The concept of territory is equally vague. In most cases
the rule over a particular territory is closely related to the rule over the people living in it, rather than being connected with the number of square kilometers (cf. Tymowski 2005). To the component territory therefore should be added that it means government over people having residence in that territory.

The most important component to identify a polity as a state is the type of government. Even a superficial perusal of the views of
a number of scholars shows convincingly that the type of government is the key feature of a state; the number of people and the size of territory are not decisive – though, it goes without saying, a state cannot exist without people or a territory. The component of government can be analyzed under two different aspects: power, and administration.

Power is in principle the capacity to influence decisively the behavioral alternatives of someone else (Weber 1964 [1922]; see also Kurtz 2006 on power). This can be achieved in various ways:
by moral persuasion, by threats, by physical force, by control of the sources of livelihood, or by giving the other person the feeling that the wishes or laws of the central authority are in conformity with his own norms and values. Power, thus is a broad concept, varying between the extremes of coercion and consensus. Naturally a government will strive to get as much consensus as possible, for working with people agreeing with the measures taken is easier and more efficient than having to enforce and control people who are against the rules issued.

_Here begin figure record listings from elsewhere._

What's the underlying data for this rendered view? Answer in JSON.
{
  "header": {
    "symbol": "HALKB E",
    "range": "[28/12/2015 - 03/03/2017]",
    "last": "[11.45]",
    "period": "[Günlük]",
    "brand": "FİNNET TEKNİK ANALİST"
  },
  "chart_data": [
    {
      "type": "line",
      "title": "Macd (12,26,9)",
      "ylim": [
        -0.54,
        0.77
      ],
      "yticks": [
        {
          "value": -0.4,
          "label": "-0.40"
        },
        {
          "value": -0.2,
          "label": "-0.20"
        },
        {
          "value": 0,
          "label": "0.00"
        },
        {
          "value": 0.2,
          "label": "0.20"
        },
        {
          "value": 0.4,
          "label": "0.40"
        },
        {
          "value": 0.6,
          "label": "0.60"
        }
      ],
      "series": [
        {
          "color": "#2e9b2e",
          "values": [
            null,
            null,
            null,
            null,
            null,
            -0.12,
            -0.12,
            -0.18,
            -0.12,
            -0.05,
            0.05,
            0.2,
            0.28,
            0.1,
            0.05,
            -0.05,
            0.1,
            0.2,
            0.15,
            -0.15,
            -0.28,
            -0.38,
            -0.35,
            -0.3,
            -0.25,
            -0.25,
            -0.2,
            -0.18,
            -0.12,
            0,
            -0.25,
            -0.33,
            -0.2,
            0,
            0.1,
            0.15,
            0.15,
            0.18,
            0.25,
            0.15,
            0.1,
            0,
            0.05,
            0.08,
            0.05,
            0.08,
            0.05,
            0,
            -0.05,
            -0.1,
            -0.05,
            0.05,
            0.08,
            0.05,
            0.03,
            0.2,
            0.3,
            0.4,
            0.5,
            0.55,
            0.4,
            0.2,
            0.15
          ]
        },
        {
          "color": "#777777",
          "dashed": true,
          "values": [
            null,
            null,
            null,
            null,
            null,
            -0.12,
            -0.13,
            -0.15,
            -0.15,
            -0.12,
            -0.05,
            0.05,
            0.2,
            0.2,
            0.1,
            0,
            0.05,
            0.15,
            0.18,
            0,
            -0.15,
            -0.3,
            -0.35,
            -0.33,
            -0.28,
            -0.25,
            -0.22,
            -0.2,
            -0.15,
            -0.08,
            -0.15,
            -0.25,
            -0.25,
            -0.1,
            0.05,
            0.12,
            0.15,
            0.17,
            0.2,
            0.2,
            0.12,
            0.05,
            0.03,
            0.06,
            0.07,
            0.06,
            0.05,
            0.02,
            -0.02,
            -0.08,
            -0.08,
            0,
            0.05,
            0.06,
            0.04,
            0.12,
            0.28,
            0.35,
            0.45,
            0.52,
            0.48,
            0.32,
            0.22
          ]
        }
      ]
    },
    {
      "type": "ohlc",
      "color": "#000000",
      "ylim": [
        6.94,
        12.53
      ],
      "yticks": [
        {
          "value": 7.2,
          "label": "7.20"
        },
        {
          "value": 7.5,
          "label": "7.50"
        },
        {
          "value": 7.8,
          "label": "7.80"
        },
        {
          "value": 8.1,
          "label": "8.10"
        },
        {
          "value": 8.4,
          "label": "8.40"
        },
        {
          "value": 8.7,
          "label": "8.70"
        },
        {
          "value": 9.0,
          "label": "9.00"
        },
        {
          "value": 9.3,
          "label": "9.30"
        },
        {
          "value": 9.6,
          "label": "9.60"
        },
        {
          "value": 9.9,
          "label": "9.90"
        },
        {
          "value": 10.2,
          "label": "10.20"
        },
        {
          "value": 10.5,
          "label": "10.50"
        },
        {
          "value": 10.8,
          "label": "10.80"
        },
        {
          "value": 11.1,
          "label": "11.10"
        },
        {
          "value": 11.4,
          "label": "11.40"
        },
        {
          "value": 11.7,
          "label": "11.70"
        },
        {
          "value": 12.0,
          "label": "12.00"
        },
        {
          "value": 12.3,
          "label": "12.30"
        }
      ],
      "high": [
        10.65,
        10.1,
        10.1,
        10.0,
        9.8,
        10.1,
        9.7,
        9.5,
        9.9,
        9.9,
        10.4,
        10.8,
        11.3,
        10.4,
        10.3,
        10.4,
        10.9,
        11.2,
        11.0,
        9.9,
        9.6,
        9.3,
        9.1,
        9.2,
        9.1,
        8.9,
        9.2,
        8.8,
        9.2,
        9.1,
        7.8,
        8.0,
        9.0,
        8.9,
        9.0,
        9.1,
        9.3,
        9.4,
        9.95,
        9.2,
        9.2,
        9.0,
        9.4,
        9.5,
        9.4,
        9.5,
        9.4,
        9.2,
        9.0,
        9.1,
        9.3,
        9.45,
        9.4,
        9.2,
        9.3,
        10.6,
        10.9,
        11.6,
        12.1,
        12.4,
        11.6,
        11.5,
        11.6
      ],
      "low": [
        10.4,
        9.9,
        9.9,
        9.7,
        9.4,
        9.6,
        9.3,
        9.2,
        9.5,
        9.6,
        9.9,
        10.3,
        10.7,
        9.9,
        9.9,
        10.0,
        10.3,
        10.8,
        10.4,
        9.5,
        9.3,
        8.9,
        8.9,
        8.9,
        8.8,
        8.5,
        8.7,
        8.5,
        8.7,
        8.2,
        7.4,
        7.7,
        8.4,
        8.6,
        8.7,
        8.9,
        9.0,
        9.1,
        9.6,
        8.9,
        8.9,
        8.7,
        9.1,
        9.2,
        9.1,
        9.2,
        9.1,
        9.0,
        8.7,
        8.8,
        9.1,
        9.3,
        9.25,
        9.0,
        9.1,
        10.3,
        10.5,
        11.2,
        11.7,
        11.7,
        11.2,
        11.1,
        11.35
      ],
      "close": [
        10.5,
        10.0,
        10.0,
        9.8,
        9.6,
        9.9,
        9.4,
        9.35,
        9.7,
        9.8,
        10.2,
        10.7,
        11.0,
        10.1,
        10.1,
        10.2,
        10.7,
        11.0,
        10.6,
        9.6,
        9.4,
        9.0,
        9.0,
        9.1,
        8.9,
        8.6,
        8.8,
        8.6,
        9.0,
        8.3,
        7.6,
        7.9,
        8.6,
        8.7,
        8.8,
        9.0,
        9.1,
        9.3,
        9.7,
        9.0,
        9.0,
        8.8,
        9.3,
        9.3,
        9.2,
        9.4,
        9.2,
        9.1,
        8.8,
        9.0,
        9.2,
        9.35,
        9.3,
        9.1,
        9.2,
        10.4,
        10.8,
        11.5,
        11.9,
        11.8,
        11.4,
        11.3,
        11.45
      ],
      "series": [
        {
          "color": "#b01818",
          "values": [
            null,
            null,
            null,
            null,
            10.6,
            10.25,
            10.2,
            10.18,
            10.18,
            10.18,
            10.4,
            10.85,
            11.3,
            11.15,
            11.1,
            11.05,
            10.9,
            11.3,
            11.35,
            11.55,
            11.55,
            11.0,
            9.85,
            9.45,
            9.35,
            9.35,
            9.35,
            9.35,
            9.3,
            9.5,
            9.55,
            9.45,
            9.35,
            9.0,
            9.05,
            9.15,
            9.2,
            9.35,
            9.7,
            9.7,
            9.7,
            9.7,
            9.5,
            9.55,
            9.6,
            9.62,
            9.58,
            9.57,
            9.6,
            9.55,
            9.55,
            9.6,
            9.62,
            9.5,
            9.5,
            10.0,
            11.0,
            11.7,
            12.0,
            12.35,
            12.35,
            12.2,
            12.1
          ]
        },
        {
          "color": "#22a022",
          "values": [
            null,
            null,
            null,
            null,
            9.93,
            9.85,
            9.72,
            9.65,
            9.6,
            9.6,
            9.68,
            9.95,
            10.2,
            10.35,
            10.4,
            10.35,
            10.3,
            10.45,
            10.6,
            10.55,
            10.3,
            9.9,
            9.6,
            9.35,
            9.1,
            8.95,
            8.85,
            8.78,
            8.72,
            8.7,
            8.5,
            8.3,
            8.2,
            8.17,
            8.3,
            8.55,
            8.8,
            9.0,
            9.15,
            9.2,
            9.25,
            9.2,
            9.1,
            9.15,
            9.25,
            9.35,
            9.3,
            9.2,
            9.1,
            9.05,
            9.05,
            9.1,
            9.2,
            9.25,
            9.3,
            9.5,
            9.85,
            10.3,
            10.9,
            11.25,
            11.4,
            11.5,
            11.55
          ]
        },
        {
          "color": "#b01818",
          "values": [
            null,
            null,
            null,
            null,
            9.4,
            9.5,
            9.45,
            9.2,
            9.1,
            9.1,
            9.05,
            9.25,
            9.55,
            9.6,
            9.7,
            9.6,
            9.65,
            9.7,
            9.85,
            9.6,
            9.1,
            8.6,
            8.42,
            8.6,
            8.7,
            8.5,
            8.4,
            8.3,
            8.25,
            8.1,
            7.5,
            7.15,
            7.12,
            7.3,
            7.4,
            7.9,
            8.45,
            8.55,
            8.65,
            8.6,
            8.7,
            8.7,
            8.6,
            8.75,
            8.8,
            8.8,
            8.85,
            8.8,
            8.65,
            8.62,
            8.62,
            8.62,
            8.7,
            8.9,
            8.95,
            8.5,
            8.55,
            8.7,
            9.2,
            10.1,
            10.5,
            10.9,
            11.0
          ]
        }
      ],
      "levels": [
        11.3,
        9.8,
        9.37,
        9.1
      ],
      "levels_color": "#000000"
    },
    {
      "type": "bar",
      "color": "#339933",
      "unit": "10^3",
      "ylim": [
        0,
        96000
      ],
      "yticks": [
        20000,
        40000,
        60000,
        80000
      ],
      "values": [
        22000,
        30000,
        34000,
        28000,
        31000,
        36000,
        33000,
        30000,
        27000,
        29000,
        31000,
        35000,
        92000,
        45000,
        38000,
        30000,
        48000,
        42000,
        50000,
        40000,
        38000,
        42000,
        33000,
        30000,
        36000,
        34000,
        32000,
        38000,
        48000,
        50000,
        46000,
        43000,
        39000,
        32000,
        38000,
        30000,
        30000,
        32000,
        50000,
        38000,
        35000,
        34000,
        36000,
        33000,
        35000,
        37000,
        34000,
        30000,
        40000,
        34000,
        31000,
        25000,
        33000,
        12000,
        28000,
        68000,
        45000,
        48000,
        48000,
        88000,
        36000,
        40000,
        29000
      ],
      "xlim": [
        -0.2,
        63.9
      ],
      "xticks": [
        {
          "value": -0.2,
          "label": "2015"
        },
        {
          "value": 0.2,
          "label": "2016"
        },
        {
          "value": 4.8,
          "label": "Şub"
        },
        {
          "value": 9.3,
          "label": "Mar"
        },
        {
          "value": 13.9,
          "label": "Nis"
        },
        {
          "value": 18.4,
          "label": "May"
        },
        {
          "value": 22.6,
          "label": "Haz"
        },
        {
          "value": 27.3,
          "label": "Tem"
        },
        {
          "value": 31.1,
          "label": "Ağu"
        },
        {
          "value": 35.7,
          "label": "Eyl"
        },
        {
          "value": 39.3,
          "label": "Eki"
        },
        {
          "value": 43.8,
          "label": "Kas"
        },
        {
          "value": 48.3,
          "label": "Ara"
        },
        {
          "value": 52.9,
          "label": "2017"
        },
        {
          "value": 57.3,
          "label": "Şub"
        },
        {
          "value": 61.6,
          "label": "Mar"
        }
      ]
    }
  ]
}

The inefficiency and poor results of slave labor or compulsory labor make this sufficiently clear. When people agree with the existing division of power, and thus with the laws and rules issued by the rulers, the government is considered legitimate – a blessed situation that in actual practice is never reached completely. There will always be individuals or groups with different ideologies or interests, which cannot – or will not – accept the rules and regulations of the government and thus have to be forced to do so. They may be called the ‘antis’.

Administration is the management of state affairs and this task is entrusted to the executive apparatus of the government. Such
an apparatus can be limited to a few functionaries, but can also take the form of a complete bureaucracy in the sense of Weber (Weber 1964; cf. Bondarenko 2005, 2006). An administrative apparatus usually takes the form of a hierarchy of officials, the top functionaries of which are concentrated in the governmental center. Ideally the apparatus serves the aims of the decision makers (examples of such apparatuses in Claessen 1987).

What do these data learn us about the character of the state?
In the first place the state is a socio-political organization that monopolizes the control of power. This power is embodied in the central ruler. The organization occupies a territory and in its center those in power reside; it is a centralized political organization.
The leader, or more broadly speaking, the government in the political center, issues laws and regulations and has the legitimized power to maintain these laws through the use of both authority and force, or the threat of force. The central ruler also has the duty to prevent fission; he has to keep the state together. It will be clear, that both obligations represent the ideal situation; in actual practice a ruler never succeeds to completely maintain law and order, and neither to always keep the state together.